Is there any better or more straighforward way to achieve the goal ?
Thanks and regards,
I've edited your project to make it work (see below):
JSON_PROCESSING_ITERATION.morph (12.3 KB)
- Removed (disabled) the "Input" action. This action is not required for the regular "Iterate" action because it passes row values as parameters, not as an entire dataset.
- Added parameters in modules ITERATE and ITERATE_JSON, populated them with sample values
- Added the "Parameter table" action. It's a way to make a table from module parameters. I could do the same with expressions, just in a less convenient way.
Also, it doesn't look like iterations are required here. You can use the new "Extract JSON properties" action. It has a failover setting. See the updated project below, I've added the "No iteration" table.
JSON_PROCESSING_ITERATION.morph (14.0 KB)
Hello Dmitry, (looks like my previous post was cut when including attachments, sorry)
Thanks for the tip with parameter table.
About Extract json properties new action, it fails when I am using it. I did attach new version of the project with No iteration Test with faulty json fails table. And provided a dset with some working rows and last faulty row on a different json I need to parse as well (csv export won't work as my json is sometimes far bigger than the 32K or so caracters limitation that seem to apply to csv export action).
As well, I need to parse deeper on this additional Jsons, I can do it with the Parse Json action (see screenshot enclosed) but couldn't find a way with the Extract JSON properties new action. So maybe I will have to iterate eventually...

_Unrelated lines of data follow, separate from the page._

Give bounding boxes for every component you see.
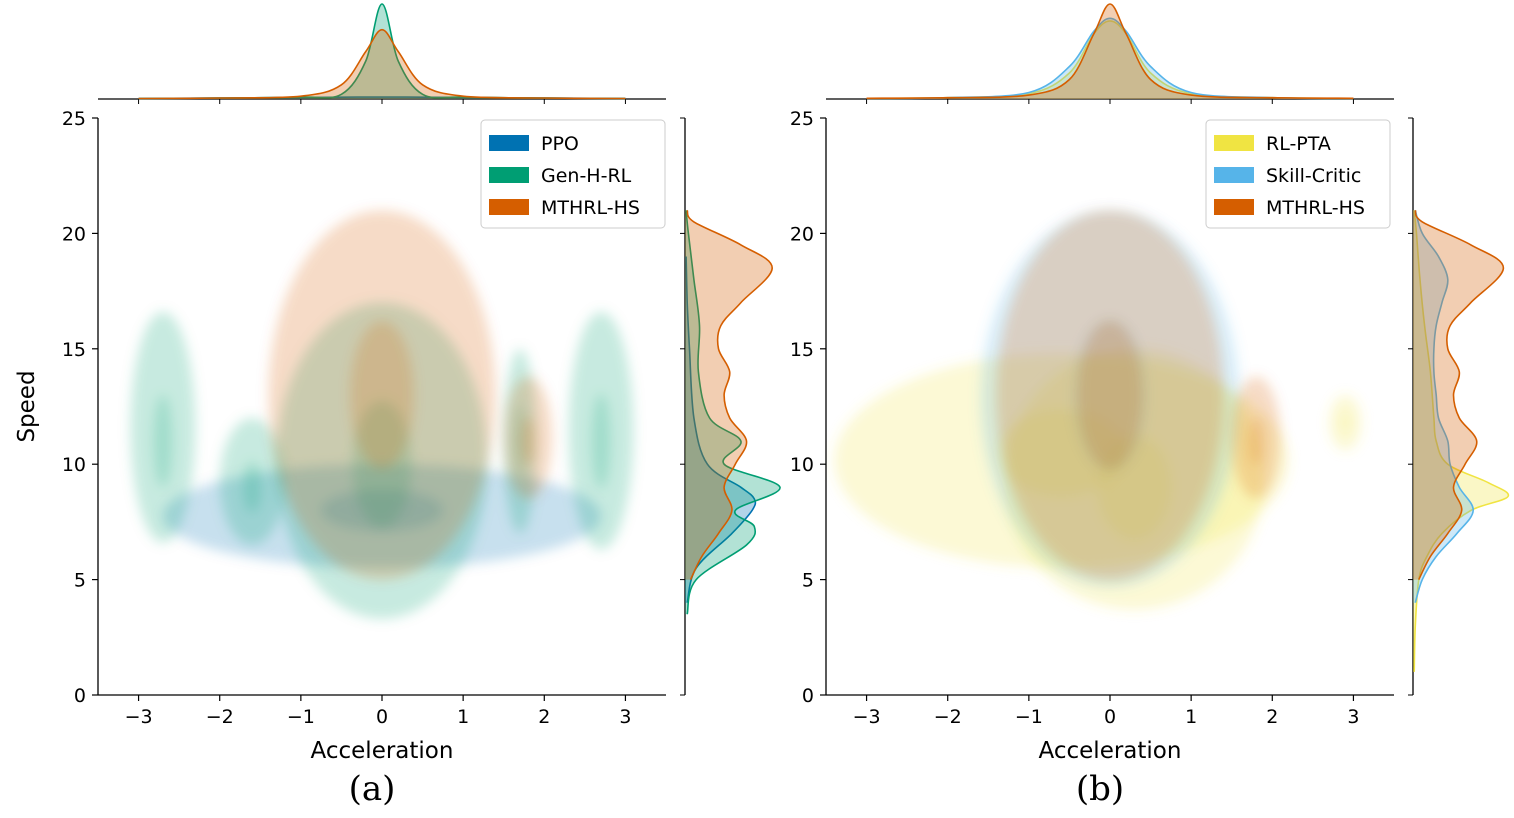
y-tick-label: 10	[790, 454, 814, 476]
marginal-x	[98, 3, 666, 104]
x-tick-label: 2	[1266, 706, 1278, 728]
marginal-y-area-1	[1413, 210, 1474, 603]
legend: PPO Gen-H-RL MTHRL-HS	[480, 119, 666, 229]
marginal-x-area-2	[866, 4, 1354, 99]
marginal-y-line-1	[1414, 210, 1475, 603]
marginal-y-line-0	[1413, 210, 1510, 672]
y-tick-label: 10	[62, 454, 86, 476]
marginal-y	[680, 117, 781, 696]
legend: RL-PTA Skill-Critic MTHRL-HS	[1205, 119, 1391, 229]
marginal-x-area-1	[866, 18, 1354, 99]
density-core	[1249, 416, 1263, 466]
legend-label: RL-PTA	[1266, 133, 1331, 155]
y-tick-label: 15	[790, 339, 814, 361]
legend-label: Gen-H-RL	[541, 165, 632, 187]
x-tick-label: −2	[934, 706, 962, 728]
marginal-y-area-2	[1413, 210, 1504, 580]
density-regions	[834, 210, 1362, 610]
legend-swatch	[1214, 167, 1254, 183]
y-tick-label: 0	[802, 685, 814, 707]
density-series-2	[996, 210, 1281, 580]
y-tick-label: 25	[790, 108, 814, 130]
density-core	[243, 461, 262, 513]
x-tick-label: 3	[619, 706, 631, 728]
legend-swatch	[489, 135, 529, 151]
legend-label: Skill-Critic	[1266, 165, 1361, 187]
x-tick-label: 0	[376, 706, 388, 728]
marginal-y-line-2	[1414, 209, 1505, 580]
marginal-y	[1408, 117, 1510, 696]
legend-swatch	[1214, 199, 1254, 215]
x-tick-label: 0	[1104, 706, 1116, 728]
x-tick-label: −3	[853, 706, 881, 728]
legend-swatch	[489, 167, 529, 183]
density-core	[521, 416, 535, 466]
legend-label: MTHRL-HS	[1266, 197, 1365, 219]
chart-panel-a: −3 −2 −1 0 1 2 3 0 5 10 15 20 25 Acceleration Speed PPO…	[14, 3, 781, 809]
marginal-y-line-2	[686, 209, 774, 580]
y-tick-label: 25	[62, 108, 86, 130]
marginal-x-area-0	[866, 20, 1354, 99]
panel-caption: (b)	[1076, 769, 1124, 809]
legend-swatch	[489, 199, 529, 215]
marginal-x-area-2	[138, 29, 626, 100]
marginal-x-line-2	[138, 28, 626, 100]
legend-swatch	[1214, 135, 1254, 151]
x-tick-label: −1	[287, 706, 315, 728]
y-tick-label: 5	[74, 570, 86, 592]
chart-panel-b: −3 −2 −1 0 1 2 3 0 5 10 15 20 25 Acceleration RL-PTA Sk…	[790, 3, 1510, 809]
x-tick-label: 1	[457, 706, 469, 728]
marginal-y-area-0	[1413, 210, 1509, 672]
y-tick-label: 0	[74, 685, 86, 707]
density-core	[350, 321, 414, 469]
x-tick-label: 2	[538, 706, 550, 728]
y-tick-label: 15	[62, 339, 86, 361]
legend-label: PPO	[541, 133, 579, 155]
x-tick-label: −1	[1015, 706, 1043, 728]
density-core	[1340, 411, 1350, 434]
marginal-x-area-1	[138, 4, 626, 99]
y-axis-title: Speed	[14, 370, 40, 442]
x-tick-label: −3	[125, 706, 153, 728]
marginal-x	[826, 3, 1394, 104]
density-core	[591, 393, 611, 489]
density-core	[1078, 321, 1142, 469]
x-axis-title: Acceleration	[311, 738, 454, 764]
y-tick-label: 20	[62, 223, 86, 245]
marginal-y-line-0	[685, 256, 757, 603]
marginal-x-line-2	[866, 3, 1354, 100]
legend-label: MTHRL-HS	[541, 197, 640, 219]
panel-caption: (a)	[349, 769, 396, 809]
x-tick-label: 3	[1347, 706, 1359, 728]
x-tick-label: −2	[206, 706, 234, 728]
marginal-y-area-2	[685, 210, 773, 580]
density-core	[153, 394, 173, 488]
marginal-y-area-1	[685, 210, 781, 615]
marginal-y-line-1	[685, 210, 781, 615]
x-tick-label: 1	[1185, 706, 1197, 728]
y-tick-label: 5	[802, 570, 814, 592]
x-axis-title: Acceleration	[1039, 738, 1182, 764]
density-regions	[130, 210, 634, 619]
y-tick-label: 20	[790, 223, 814, 245]
density-series-2	[268, 210, 553, 580]
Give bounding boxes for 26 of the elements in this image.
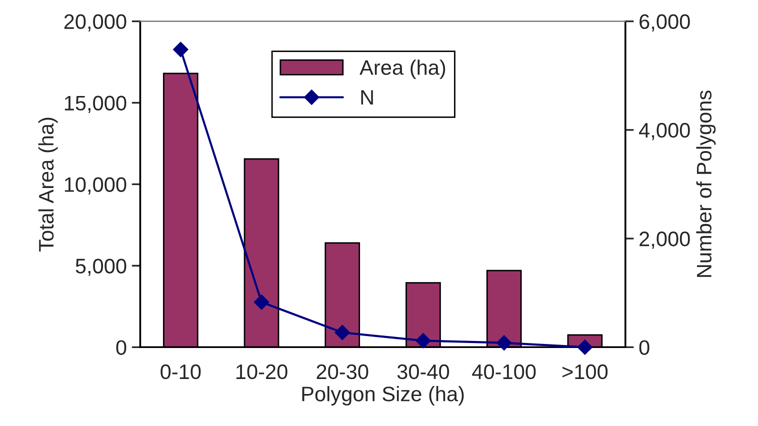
x-tick-label: 40-100 bbox=[472, 364, 536, 380]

Thanks a lot for your support.
In the column "JSON response", the text value in the last line (RowNo 1229) is not a valid JSON object. Its JSON structure is broken. That's why the action fails. Maybe try contacting the producer of the JSON data and ask them to fix it.
You can test whether a text value is a valid JSON object or not using the isjson() function. After that, you can filter rows with valid JSONs and parse them in one table, and rows with invalid JSONs in another table (and decide what to do with them).
Here is the updated project (notice the new tab "Group 2").
JSON_PROCESSING_ITERATION.morph (16.8 KB)
Thanks a lot Dmitry for all those precious inputs and tips. I will surely use them in many projects now.
About my specific use case, and as I need to operate many additional actions after json operations on large files (many Gb) with huge JSONs (sometimes over 1M caracters....), the iteration approach is finally the most performant.
I did some testing on a 600 Mb sample and iteration approach, as it splits operations to very small chunck, is at least 3 times faster than a oneshot.